1. UN FAMOSO ASTRÓLOGO

Un famoso astrólogo, hallándose un día con el Rey en la terraza de palacio, viose precisado a contestar a esta pregunta que le hizo el soberano:

- ¿A qué altura estamos en este sitio?

El astrólogo miró al cielo y dijo una cifra. Luego el Rey dio secretas órdenes para que con sigilo se levantara el suelo de la terraza tres o cuatro dedos, y toda la noche fue necesaria para dejar concluida la faena, y a la mañana siguiente llamó el Rey al astrólogo y, llevándole a la terraza, le dijo:

- Hablando yo anoche de lo que vos me dijisteis por la tarde cuando estuvimos aquí, me aseguraron que os engañabais.

Y el astrólogo contestó:

- Señor, me atrevo a pensar que dije lo cierto.

A lo cual replicó el Rey:

- Pensadlo bien, y si estáis convencido, luego nos burlaremos de los que contradicen vuestras afirmaciones, creyéndose más hábiles que vos.

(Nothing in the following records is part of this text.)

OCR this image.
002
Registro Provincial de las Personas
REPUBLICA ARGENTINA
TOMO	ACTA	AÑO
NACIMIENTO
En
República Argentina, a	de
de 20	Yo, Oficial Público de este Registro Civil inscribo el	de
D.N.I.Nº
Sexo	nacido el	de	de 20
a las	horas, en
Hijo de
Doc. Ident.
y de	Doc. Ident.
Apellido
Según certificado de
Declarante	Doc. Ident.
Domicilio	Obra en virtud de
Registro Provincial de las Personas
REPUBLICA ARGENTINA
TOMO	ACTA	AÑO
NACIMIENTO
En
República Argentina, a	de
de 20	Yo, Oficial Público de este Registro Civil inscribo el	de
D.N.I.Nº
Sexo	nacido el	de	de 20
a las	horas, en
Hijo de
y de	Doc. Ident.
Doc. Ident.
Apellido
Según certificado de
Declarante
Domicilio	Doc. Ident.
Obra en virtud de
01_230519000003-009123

El astrólogo empezó nuevamente a observar, y el Rey, viéndole preocupado, preocupóse también. Al cabo de unos momentos, el astrólogo dijo:

- Señor, lo que ayer afirmé cierto era; pero no es menos cierto que ahora resulta falso, porque o la terraza se levantó esta noche o el cielo ha bajado.

El Rey sonrió y refirióle la verdad, con lo cual uno y otro quedaron satisfechos.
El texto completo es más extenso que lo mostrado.